Morton’s Neuroma by Bree Ogden
When I was suffering foot pain, I decided to see a podiatrist. His diagnosis was something I’ve never heard before, Morton’s Neuroma. Huh? What? Am I dying? Do I need surgery? I then asked, what is Morton’s Neuroma? Morton’s Neuroma is a common foot problem that’s associated with pain, swelling and/or inflammation of a nerve, typically at the ball-of-the-foot between the 3rd and 4th toes. It’s caused from constant pressure of the foot that lead to bones squeezing together, hurting the nerve. For example, women who often wear high heels have been known to develop Morton’s Neuroma because of the significant added pressure on the front area of the foot. Constricting shoes such as high heels can pinch the nerve between the toes, causing extreme pain, discomfort and aching.
The first step in treating Morton’s Neuroma is to select proper footwear. Footwear with a high and wide toe area is ideal for treating and relieving pain. My podiatrist said this is the reason why I developed a neuroma. He said I naturally have wide feet and not only were my athletic shoes too small for my feet (I like them snug) but I was lacing them too tight around the toe area. This daily added pressure caused my front foot bones to squeeze together which pinched the nerve, resulting in a painful neuroma.
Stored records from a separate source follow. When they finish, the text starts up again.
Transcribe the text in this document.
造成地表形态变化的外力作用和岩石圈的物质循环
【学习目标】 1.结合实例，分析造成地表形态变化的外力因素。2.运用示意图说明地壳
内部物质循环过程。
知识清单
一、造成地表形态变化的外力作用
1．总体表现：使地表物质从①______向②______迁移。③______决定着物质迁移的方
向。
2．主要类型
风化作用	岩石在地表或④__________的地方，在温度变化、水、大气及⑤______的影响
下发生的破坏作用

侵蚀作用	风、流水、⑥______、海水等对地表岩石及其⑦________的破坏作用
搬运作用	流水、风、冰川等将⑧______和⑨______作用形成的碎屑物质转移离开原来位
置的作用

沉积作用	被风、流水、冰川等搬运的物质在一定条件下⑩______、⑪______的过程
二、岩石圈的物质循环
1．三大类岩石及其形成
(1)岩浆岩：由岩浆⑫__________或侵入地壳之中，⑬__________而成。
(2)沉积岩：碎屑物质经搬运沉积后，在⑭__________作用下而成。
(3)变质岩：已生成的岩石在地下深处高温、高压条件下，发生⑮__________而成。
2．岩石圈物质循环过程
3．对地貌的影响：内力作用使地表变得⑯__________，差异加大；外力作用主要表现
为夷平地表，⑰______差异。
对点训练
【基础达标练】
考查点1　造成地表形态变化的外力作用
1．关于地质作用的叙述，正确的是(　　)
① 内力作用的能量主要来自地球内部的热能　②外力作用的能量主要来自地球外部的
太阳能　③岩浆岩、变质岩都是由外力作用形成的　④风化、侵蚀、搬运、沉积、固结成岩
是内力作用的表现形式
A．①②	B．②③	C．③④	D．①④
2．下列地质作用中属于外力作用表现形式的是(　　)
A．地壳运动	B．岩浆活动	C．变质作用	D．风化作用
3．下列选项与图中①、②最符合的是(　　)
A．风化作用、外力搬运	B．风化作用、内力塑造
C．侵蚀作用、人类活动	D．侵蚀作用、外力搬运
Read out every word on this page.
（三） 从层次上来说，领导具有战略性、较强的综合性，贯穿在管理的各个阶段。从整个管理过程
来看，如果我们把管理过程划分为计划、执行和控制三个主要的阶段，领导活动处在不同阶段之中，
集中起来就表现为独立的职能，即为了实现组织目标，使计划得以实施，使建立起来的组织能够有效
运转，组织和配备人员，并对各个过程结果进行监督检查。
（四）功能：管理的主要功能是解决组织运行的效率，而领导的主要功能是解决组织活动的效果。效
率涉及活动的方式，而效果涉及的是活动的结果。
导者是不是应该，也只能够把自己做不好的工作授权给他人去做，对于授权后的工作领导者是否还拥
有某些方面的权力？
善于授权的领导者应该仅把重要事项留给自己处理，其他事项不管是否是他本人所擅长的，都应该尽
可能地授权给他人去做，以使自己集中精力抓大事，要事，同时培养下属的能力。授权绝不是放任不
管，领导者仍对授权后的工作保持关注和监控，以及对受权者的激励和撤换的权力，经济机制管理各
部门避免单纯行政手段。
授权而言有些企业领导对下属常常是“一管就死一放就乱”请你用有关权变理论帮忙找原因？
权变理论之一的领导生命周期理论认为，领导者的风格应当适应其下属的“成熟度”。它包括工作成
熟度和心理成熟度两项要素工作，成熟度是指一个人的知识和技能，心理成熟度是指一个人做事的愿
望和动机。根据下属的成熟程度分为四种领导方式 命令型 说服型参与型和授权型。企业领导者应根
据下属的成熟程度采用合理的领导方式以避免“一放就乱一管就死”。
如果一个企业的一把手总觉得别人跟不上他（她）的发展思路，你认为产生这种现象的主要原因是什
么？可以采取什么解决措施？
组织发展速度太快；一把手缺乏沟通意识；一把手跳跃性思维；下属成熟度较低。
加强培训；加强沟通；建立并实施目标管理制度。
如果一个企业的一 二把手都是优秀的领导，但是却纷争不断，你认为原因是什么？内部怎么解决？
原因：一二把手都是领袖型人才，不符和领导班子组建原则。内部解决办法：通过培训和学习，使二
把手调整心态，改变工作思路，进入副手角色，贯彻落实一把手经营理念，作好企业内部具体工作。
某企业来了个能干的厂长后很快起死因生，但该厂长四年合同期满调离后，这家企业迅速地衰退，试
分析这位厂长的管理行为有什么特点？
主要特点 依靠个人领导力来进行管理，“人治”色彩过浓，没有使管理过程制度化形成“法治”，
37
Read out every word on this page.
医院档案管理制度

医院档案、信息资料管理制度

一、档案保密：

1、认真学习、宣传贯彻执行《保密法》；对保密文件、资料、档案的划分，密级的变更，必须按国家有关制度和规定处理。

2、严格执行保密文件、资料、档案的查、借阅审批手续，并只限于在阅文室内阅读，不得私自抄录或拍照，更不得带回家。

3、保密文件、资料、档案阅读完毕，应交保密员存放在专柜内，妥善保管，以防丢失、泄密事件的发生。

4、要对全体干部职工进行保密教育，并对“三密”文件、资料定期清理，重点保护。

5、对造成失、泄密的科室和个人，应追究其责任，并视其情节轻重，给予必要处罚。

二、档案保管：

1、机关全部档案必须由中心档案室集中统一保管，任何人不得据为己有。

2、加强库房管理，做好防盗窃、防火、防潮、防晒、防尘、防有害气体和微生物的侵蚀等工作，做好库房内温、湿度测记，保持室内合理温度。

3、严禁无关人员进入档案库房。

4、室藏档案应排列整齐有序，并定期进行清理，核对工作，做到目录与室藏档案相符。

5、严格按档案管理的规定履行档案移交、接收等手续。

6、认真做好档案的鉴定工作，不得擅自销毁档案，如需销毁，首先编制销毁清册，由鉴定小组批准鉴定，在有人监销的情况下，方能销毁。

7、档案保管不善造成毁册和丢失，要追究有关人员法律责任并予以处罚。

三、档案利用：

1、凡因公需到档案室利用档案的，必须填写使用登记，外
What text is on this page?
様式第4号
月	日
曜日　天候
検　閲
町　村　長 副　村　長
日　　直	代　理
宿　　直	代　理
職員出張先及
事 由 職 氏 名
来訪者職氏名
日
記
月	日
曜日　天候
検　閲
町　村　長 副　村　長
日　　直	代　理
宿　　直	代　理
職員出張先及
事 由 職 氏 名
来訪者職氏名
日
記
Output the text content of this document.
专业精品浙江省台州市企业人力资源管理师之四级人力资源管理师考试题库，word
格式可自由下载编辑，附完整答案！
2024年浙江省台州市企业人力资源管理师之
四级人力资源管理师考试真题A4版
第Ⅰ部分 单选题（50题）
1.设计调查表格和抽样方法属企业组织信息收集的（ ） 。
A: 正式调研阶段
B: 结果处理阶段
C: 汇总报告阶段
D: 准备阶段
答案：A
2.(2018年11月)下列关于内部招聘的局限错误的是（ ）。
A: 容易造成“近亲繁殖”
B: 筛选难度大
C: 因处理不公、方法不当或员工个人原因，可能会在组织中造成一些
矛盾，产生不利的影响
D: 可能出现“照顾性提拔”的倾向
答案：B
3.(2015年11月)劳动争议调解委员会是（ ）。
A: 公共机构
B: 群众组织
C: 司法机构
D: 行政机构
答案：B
What can you do for relief?
- Wear proper footwear: wear shoes with plenty of room for the toes to move, choose low heels, and laces that allow for width adjustment.
- Resting and massaging the affected area can temporarily alleviate neuroma pain.
- Ice can help dull the pain and improve comfort.
- Get orthotics: you can buy over-the-counter ones (Dr. Scholls) or get a custom-fitted insole.
- Anti-inflammatory diet and medications: anti-inflammatory drugs and cortisone shots can be prescribed to ease acute pain and inflammation caused by the neuroma.
How can I prevent developing Morton’s Neuroma?
- Make sure your athletic shoes have enough room in the front part of the shoe and that your toes aren’t excessively compressed.
- Wear shoes with adequate padding in the ball of the foot.
- Avoid prolonged time in shoes with a narrow toe area or excessive heel height. If you must wear a heel, make sure to take them off from time to time and massage the front area of the foot promoting circulation. Make sure to stretch the toe area too.
My podiatrist did tell me that most people who develop Morton’s Neuroma are in fact women (high heels)! Unfortunately, neuromas will not just disappear overnight. Usually, the symptoms just come and go, depending on the type of shoes you wear and how much time you spend on your feet. In most cases, according to my doctor, if you change your footwear and do all the above steps to prevent aggravating the neuroma, the symptoms will go away completely. So, remember to stretch your toes regularly, wear comfortable and roomy shoes and take care of your feet!
The information provided is for general interest only and should not be misconstrued as a diagnosis, prognosis or treatment recommendation. This information does not in any way constitute the practice of medicine, or any other health care profession. Readers are directed to consult their health care provider regarding their specific health situation. Marque Medical is not liable for any action taken by a reader based upon this information.